Market Intelligence
Franchising Vietnam

Vietnam Franchising

The franchising model in Vietnam has expanded to more than 262 registered foreign brands in multiple sectors since its arrival in this country in the 1990s.

Since its arrival in Vietnam in the 1990s, the franchising model has expanded to more than 262 registered foreign brands in multiple sectors, over 50 percent of which is F&B, bringing a relatively rapid venue with controlled levels of investment and at a reduced risk. Additionally, Vietnamese businesses such as Café Cong (Plus Coffee), Ong Hung (Mr. Hung) Pho, ThaiExpress, and The Gioi Di Dong (The Mobile World) have had significant success in the country, while several others like Wrap and Roll, Pho24, and Trung Nguyen Café are currently discovering new opportunities overseas. 

There are several challenges that new-to-market franchisors should consider in Vietnam: 
-    Local companies may have a lack of thorough understanding of brand value/integrity and/or legal regulations thus hindering the due diligence process.
-    Local companies are cautious about the high investment concept and reluctant to brands not having a strong track record in the region.
-    Difficulties in finding suitable and affordable locations despite its popularity in HCMC and Hanoi
-    U.S. franchisors shall initiate IP registration and be prepared to take legal action against violators.
-    U.S. franchisors should consider adapting to local culture, habits, and tastes to guarantee their success in the market.

In the past, Vietnamese law did not provide a specific basis for franchising business but the passage of Decree 35/2006/ND-CP (amended by Decree 120/2011/ND-CP in January 2016), provided a legal framework for franchising. 

Accordingly, a foreign franchisor does not need to establish a business entity, yet it must be in business for at least one year prior to its operation in Vietnam. A Vietnamese primary franchisee must also have been in business with the franchisor for one year prior to sub‐franchising. A foreign franchisor registers its activities with MOIT, while a local franchisor registers with the provincial Department of Industry and Trade. The franchise agreement must be in Vietnamese and may be translated into English. However, Decree No. 8/2018/ND-CP amending Decree 35 has only removed registration requirements with MOIT for foreign franchisors thus requesting additional clarification from MOIT on these requirements.

Leading sub-sectors
Vietnamese consumers are responsive to high-end, well-known, and premium products and services. They often conceive Western brands with quality, opulence, and reliability. At present, most of the franchised businesses focus on fast food and retail and there still are plenty of opportunities varying in brands and sectors.
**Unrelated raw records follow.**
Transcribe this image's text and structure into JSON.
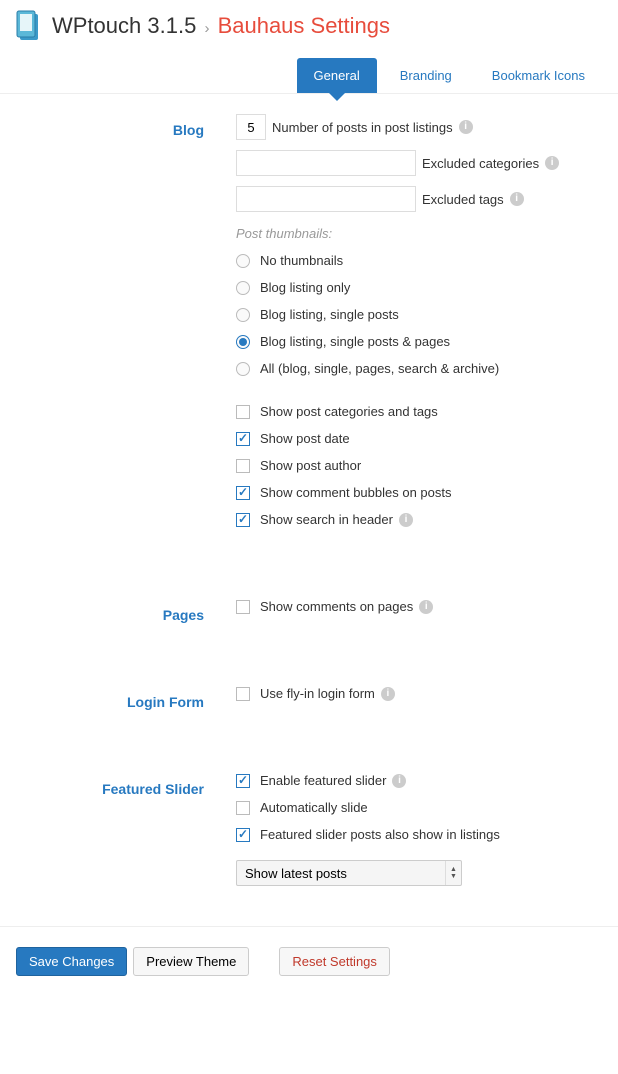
{
  "header": {
    "product": "WPtouch 3.1.5",
    "subtitle": "Bauhaus Settings"
  },
  "tabs": [
    {
      "label": "General",
      "active": true
    },
    {
      "label": "Branding",
      "active": false
    },
    {
      "label": "Bookmark Icons",
      "active": false
    }
  ],
  "sections": {
    "blog": {
      "title": "Blog",
      "posts_count": "5",
      "posts_label": "Number of posts in post listings",
      "excluded_cats_label": "Excluded categories",
      "excluded_tags_label": "Excluded tags",
      "thumbnails_head": "Post thumbnails:",
      "radios": [
        {
          "label": "No thumbnails",
          "checked": false
        },
        {
          "label": "Blog listing only",
          "checked": false
        },
        {
          "label": "Blog listing, single posts",
          "checked": false
        },
        {
          "label": "Blog listing, single posts & pages",
          "checked": true
        },
        {
          "label": "All (blog, single, pages, search & archive)",
          "checked": false
        }
      ],
      "checks": [
        {
          "label": "Show post categories and tags",
          "checked": false,
          "info": false
        },
        {
          "label": "Show post date",
          "checked": true,
          "info": false
        },
        {
          "label": "Show post author",
          "checked": false,
          "info": false
        },
        {
          "label": "Show comment bubbles on posts",
          "checked": true,
          "info": false
        },
        {
          "label": "Show search in header",
          "checked": true,
          "info": true
        }
      ]
    },
    "pages": {
      "title": "Pages",
      "checks": [
        {
          "label": "Show comments on pages",
          "checked": false,
          "info": true
        }
      ]
    },
    "login": {
      "title": "Login Form",
      "checks": [
        {
          "label": "Use fly-in login form",
          "checked": false,
          "info": true
        }
      ]
    },
    "slider": {
      "title": "Featured Slider",
      "checks": [
        {
          "label": "Enable featured slider",
          "checked": true,
          "info": true
        },
        {
          "label": "Automatically slide",
          "checked": false,
          "info": false
        },
        {
          "label": "Featured slider posts also show in listings",
          "checked": true,
          "info": false
        }
      ],
      "select_value": "Show latest posts"
    }
  },
  "footer": {
    "save": "Save Changes",
    "preview": "Preview Theme",
    "reset": "Reset Settings"
  }
}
MOIT estimates that F&B consumption accounts for 15 percent of GDP and is increasing year by year. According to Vietnam Report, revenue in this segment is projected to reach US$678m in 2025 and is expected to show an annual growth rate (CAGR 2021-2025) of 4.98%. In addition, user penetration is expected to hit 17 million by 2025. With strong Vietnamese consumer awareness of American F&B, U.S. fast food franchisors are key players in the market, notably McDonald’s, KFC, Starbucks Coffee, Burger King, Pizza Hut, Domino’s Pizza, Popeye’s Chicken, Texas Chicken, Baskin Robbins, and Coffee Bean and Tea Leaf.

Besides the fast-food sector, the franchise convenience store model has also gained traction with various brands including Circle K, Family Mart, and Seven-Eleven expanding quickly in large cities. Seven-Eleven opened its first store in Ho Chi Minh City in 2017 and now it has expanded to 68 stores in Vietnam. 

Retail, education and training, entertainment, healthcare, beauty care, children’s services, and lifestyle-oriented businesses are other franchise segments that are worth considering.

Opportunities and challenges
-    60% percent of the population is under 35 years of age, and per capita GDP is around $3,600 and, on the rise.
-    Over the next decade, 36 million more consumers may join Vietnam’s consuming class, defined as consumers who spend at least $11 a day in purchasing power parity (PPP) terms, according to recent McKinsey Global Institute research. 
-    American brands have a reputation for quality, especially in southern Vietnam. Best prospects for American franchisors include fast food, business services, health and nutrition, education services, health care, children’s services, cleaning and sanitation, hospitality, fashion, entertainment, and convenience stores.
-    According to, finding licensee candidates with established infrastructure, experience running a business, and capital is a problem. Retail space has become extremely expensive in Ho Chi Minh City and Hanoi.